Help for housing bogs down
Federal Reserve Chairman Ben Bernanke’s efforts to bring down borrowing costs to revive the housing market and boost the economy are stalling, Bloomberg reported.
Mortgage rates are almost back to where they were in March before the 30-year rate fell to a record low and sparked a refinancing boom. Mortgage delinquencies rose to a record 9.12 percent of U.S. home loans and house prices dropped the most on record in the first quarter, according to industry reports.
“Housing is not going to be the engine to get us out of this recession,” said Robert Eisenbeis, chief monetary economist for Vineland, N.J.-based Cumberland Advisors Inc. and former research director at the Federal Reserve Bank of Atlanta.
“They’ve squeezed a lemon and now they’re trying to squeeze some more, but you can only get so much juice out of a lemon,” he said.
Rates are rising as President Barack Obama is trying to spur a housing recovery. Obama has pledged to spend $275 billion to help keep as many as 9 million Americans in their homes and stem the rise of foreclosures. His measures also include a tax break of as much as $8,000 for first-time home buyers.
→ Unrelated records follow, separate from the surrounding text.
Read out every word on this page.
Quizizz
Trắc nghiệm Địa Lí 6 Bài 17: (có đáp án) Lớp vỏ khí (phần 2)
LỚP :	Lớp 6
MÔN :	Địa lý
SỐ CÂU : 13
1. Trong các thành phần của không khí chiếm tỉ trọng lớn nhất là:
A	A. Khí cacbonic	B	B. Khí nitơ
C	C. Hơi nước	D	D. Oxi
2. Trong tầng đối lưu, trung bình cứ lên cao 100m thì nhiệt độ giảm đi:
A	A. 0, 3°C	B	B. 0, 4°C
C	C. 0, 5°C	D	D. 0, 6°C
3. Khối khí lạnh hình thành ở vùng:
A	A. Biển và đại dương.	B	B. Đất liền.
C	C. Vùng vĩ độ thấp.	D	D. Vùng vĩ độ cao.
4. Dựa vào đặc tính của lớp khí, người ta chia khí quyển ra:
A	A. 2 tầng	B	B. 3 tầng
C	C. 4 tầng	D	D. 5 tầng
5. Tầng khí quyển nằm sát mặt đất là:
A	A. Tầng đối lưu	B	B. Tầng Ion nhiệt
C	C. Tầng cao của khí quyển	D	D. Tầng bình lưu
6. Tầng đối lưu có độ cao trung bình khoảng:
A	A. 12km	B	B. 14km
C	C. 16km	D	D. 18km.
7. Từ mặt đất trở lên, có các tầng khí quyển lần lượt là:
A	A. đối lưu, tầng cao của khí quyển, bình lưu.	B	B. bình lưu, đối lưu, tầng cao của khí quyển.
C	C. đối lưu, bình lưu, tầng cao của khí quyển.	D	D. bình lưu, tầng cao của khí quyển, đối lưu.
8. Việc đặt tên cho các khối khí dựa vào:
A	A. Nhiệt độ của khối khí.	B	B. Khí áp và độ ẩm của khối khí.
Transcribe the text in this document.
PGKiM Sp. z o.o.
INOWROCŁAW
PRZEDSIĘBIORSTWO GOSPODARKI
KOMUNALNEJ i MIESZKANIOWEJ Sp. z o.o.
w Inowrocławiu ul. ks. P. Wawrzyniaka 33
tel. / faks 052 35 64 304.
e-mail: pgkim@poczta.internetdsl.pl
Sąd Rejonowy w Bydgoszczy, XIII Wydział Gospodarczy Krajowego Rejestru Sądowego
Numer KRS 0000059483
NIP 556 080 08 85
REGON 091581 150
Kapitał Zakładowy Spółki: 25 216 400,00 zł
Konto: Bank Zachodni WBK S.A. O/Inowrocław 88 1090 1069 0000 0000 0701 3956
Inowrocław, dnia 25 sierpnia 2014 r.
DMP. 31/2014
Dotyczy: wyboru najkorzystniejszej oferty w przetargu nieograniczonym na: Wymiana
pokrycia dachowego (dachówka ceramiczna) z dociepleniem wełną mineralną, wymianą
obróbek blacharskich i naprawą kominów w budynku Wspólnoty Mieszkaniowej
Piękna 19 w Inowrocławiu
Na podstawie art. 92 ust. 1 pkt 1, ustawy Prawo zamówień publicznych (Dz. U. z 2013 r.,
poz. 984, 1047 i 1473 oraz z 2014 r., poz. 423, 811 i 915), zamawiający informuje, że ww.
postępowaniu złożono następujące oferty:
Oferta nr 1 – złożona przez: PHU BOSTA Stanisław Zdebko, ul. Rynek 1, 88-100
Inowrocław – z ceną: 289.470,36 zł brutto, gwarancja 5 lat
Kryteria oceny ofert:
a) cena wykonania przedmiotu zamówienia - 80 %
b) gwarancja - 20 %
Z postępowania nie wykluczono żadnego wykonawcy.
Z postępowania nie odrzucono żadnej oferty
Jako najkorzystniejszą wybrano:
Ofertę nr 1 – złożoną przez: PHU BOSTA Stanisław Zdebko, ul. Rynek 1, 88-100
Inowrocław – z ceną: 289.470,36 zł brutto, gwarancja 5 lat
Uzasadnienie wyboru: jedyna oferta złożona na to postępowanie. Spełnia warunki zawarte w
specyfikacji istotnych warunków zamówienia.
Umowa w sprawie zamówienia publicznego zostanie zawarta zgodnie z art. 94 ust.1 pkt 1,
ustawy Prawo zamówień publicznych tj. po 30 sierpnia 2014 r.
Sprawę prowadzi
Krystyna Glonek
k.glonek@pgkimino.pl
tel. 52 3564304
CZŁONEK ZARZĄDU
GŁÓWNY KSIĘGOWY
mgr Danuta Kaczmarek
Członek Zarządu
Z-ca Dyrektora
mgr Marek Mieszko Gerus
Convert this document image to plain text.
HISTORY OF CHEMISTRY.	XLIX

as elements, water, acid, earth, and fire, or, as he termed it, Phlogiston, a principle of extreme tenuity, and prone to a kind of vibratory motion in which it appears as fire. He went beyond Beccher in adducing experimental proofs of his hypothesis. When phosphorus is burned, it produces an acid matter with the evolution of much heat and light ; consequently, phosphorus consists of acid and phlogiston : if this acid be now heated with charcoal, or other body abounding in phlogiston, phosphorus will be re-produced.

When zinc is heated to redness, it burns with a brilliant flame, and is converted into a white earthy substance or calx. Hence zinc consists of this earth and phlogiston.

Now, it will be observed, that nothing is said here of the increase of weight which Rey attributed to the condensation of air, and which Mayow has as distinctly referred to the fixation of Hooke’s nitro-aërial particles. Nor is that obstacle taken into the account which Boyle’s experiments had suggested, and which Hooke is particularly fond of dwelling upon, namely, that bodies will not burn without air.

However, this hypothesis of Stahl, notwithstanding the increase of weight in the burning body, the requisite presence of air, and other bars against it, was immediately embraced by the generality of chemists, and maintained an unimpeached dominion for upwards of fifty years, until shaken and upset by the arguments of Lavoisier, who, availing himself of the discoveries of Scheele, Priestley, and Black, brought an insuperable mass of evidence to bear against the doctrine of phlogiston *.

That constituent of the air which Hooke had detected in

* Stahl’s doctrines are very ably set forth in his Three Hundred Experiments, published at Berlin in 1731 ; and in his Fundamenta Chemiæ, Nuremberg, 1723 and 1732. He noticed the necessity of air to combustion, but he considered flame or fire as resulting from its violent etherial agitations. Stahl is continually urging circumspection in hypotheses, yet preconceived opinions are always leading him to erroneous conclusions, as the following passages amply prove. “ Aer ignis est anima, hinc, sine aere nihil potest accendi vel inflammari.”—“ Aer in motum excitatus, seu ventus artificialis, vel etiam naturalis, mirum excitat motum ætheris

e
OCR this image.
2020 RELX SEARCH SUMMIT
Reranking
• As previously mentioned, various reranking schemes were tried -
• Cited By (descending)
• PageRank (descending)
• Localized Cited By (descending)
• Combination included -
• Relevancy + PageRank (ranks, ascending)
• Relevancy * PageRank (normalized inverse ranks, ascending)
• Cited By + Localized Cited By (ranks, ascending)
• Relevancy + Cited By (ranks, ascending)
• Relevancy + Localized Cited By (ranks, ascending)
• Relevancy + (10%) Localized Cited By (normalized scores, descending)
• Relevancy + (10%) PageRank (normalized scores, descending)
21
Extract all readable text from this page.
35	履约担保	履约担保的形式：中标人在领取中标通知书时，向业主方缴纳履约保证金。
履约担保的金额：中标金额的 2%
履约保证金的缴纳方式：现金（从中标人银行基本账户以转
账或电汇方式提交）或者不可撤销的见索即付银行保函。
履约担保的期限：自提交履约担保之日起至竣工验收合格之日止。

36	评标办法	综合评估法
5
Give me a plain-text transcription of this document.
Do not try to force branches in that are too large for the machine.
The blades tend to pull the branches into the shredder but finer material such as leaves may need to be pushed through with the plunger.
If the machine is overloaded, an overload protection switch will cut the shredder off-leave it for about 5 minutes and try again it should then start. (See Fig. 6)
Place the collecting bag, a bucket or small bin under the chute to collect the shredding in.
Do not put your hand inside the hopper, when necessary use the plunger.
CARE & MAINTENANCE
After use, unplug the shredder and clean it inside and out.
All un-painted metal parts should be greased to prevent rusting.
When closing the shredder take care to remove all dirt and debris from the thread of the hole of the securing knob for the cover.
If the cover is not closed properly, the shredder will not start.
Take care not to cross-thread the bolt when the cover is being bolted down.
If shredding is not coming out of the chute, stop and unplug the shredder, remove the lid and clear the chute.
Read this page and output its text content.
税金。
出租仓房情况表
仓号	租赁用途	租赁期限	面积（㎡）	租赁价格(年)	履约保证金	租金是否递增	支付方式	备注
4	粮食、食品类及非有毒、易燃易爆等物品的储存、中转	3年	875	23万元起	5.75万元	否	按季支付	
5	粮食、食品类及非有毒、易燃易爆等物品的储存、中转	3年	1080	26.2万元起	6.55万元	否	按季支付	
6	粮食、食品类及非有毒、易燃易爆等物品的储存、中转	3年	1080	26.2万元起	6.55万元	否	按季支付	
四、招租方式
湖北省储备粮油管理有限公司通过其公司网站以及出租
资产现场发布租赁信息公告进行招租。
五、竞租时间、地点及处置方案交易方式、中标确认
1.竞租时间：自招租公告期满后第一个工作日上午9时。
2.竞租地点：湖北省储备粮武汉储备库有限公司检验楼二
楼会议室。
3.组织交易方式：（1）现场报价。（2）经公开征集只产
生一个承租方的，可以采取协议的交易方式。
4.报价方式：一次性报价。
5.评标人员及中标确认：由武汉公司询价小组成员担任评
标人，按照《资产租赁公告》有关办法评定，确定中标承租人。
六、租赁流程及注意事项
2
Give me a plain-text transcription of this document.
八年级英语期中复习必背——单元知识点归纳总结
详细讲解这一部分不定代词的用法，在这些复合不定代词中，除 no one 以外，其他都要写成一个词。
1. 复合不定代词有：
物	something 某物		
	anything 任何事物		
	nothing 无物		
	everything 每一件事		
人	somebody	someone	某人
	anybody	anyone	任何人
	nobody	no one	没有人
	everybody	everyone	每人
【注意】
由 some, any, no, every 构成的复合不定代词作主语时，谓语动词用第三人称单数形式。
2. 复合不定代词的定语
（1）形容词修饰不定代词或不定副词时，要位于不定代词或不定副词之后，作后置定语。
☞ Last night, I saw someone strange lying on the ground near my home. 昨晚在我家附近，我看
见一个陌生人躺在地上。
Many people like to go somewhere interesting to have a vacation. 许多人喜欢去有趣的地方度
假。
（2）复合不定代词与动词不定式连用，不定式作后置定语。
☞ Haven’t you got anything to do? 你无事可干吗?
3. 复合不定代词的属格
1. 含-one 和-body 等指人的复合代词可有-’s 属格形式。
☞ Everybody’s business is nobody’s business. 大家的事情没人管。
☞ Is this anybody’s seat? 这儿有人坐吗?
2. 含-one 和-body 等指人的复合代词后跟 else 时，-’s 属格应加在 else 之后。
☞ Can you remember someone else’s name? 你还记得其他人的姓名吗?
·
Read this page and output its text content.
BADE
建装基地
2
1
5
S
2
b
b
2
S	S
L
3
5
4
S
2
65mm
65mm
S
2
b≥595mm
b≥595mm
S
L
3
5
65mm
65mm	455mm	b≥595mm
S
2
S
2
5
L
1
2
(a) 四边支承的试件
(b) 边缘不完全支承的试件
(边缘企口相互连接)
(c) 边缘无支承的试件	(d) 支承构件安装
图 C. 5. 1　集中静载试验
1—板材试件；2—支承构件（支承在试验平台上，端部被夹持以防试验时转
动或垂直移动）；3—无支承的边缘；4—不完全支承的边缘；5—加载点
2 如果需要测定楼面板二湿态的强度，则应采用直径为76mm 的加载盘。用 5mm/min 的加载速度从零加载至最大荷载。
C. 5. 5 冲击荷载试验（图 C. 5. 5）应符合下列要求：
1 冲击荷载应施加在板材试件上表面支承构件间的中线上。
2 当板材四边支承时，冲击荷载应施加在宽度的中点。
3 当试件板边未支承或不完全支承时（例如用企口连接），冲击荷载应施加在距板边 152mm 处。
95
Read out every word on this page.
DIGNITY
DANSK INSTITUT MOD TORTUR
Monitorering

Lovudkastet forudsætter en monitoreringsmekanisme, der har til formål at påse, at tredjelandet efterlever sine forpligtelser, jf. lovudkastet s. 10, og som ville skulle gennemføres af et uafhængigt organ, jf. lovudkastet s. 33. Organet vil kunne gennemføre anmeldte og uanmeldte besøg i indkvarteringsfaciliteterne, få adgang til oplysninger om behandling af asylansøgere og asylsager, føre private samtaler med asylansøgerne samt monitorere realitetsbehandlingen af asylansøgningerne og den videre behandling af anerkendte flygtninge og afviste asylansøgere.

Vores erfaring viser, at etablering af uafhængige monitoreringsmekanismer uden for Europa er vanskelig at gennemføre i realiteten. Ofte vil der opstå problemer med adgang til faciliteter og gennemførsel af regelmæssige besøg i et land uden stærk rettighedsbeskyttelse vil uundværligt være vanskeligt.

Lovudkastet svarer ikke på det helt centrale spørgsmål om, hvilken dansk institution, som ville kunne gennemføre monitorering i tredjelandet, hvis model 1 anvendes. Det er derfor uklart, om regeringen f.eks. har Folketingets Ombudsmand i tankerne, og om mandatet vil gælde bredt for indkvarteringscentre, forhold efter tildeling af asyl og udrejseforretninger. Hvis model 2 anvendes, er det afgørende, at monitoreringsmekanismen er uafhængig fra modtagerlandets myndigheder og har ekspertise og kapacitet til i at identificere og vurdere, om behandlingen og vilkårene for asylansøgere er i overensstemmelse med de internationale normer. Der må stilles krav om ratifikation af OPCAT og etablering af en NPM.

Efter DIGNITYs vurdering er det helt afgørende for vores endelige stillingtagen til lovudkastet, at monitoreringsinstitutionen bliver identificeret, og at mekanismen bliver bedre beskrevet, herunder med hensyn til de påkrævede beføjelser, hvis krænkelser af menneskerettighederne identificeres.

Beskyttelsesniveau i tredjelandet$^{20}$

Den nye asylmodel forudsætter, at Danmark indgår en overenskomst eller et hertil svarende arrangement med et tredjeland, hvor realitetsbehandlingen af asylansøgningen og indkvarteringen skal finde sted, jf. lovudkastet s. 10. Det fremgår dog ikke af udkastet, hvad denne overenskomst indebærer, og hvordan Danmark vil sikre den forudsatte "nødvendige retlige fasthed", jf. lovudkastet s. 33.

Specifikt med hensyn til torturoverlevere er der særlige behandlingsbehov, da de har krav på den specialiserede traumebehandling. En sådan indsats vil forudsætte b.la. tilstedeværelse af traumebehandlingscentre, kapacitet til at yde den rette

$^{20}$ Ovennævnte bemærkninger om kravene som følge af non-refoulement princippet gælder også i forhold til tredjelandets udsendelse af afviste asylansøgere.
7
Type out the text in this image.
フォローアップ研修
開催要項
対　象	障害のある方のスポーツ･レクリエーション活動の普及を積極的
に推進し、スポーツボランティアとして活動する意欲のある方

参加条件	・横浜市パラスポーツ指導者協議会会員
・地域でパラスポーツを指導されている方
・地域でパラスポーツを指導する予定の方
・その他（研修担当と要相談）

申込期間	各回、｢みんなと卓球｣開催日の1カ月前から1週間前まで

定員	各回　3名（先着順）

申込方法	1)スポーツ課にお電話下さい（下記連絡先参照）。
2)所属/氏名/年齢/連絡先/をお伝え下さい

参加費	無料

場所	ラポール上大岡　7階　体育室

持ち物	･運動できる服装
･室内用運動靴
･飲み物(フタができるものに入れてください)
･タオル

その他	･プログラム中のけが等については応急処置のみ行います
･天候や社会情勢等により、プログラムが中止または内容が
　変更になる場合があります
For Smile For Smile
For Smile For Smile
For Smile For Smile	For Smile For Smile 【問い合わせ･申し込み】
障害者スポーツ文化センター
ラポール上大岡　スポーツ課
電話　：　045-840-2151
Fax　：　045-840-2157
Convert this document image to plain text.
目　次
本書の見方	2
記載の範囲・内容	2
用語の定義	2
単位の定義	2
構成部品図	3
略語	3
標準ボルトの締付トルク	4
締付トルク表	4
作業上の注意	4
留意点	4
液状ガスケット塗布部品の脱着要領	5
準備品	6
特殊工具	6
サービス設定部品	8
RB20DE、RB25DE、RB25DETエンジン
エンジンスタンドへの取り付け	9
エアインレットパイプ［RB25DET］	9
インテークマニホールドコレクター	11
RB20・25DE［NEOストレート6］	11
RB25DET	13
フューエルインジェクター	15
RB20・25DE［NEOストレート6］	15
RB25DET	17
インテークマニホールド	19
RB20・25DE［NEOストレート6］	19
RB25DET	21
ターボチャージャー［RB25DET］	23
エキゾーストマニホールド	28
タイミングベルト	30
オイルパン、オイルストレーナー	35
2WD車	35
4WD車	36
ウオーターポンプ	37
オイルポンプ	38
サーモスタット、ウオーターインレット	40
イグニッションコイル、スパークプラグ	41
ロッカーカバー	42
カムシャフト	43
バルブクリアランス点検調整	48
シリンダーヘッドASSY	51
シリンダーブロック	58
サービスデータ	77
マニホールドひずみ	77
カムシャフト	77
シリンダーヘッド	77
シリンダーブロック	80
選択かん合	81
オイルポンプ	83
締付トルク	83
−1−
On April 9, Obama cited interest rates at less than 5 percent and the foreclosure program as the two top reasons for people to buy or refinance a home. “We are at a time where people can really take advantage of this,” he said.
Refinance applications this week fell 19 percent to the lowest since early March, before the federal government announced a loosening of Fannie Mae and Freddie Mac rules to allow more borrowers with little or no home equity to arrange new loans.
Rates at historic lows have convinced prospective buyers and homeowners that even 5 percent seems high, said Greg McBride, senior financial analyst at Bankrate in North Palm Beach, Fla. Thursday’s rate of 5.27 percent was the highest since February.